Caspar David Friedrich: Die Lebensstufen, 1835.

Caspar David Friedrich: Die Lebensstufen, 1835.

Die Marinemalerei, oder auch Seestück, ist ein Genre der Malerei, das maritime Themen auf Gemälden zeigt. Bis ins 19. Jahrhundert wurde die See, beziehungsweise das Meer, nie allein dargestellt, Hauptthema waren Wasserfahrzeuge aller Art, Größe und Vielzahl. Die Marinemalerei wird sehr weit gefasst und kann sowohl Landschaften, Personen, als auch mythologische, religiöse oder historische Ereignisse darstellen. Deshalb wird sie oft der Landschaftsmalerei oder der Historienmalerei unterstellt. Die Entwicklung als eigenständiges Thema begann im 16. Jahrhundert in den Niederlanden und gelangte dort im 17. Jahrhundert zu einer ersten Blüte.

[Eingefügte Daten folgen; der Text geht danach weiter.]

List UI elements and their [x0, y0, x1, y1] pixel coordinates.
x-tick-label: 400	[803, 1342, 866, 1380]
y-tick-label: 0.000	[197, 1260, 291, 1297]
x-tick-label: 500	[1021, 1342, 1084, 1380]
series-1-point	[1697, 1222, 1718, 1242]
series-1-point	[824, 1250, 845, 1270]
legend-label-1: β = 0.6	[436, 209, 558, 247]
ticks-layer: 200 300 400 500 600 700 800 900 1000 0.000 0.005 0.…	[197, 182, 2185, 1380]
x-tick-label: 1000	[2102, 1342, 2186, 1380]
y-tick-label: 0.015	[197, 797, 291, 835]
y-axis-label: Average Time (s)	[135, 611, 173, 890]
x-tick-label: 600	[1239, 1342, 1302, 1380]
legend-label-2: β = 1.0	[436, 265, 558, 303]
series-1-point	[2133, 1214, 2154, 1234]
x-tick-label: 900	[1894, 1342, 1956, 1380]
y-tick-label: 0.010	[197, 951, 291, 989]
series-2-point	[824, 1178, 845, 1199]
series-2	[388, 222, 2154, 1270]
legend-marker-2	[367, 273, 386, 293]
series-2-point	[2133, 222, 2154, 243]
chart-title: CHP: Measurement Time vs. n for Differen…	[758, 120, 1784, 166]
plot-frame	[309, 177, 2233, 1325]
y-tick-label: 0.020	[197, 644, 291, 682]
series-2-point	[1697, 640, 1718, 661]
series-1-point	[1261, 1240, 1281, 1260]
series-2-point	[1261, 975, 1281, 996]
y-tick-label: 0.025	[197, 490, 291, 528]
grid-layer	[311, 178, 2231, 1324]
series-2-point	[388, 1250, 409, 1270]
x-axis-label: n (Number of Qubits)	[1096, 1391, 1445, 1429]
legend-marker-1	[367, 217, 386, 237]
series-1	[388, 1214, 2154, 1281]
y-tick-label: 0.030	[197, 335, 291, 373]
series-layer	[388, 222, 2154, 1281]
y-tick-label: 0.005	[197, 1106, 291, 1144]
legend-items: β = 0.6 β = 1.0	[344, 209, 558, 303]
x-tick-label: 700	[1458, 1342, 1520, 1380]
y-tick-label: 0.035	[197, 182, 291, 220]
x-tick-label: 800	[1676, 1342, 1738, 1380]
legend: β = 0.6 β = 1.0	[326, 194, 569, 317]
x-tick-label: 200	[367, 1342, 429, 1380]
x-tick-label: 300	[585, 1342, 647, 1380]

Im späten 17. Jahrhundert investierten England und Frankreich in ihre Flotten, wodurch auch dem Kunstgenre mehr Aufmerksamkeit zuteilwurde. Um die maritimen Aktivitäten auch für die Gäste am Hofe und nicht nur am Hafen sichtbar zu machen, wurden nicht mehr nur einzelne Arbeiten in Auftrag gegeben, sondern sogar Künstler als königliche Marinemaler angestellt. Zumeist wurden hierfür niederländische Maler, wie Willem van de Velde der Ältere und Jüngere, angeworben, da diese als Experten galten. Besonders England holte sich die Künstler und ihre Kunstwerke in das eigene Land, während Frankreich lediglich Vorbilder für die eigenen Künstler suchte. So entwickelt sich die Marinemalerei in beiden Ländern sehr unterschiedlich.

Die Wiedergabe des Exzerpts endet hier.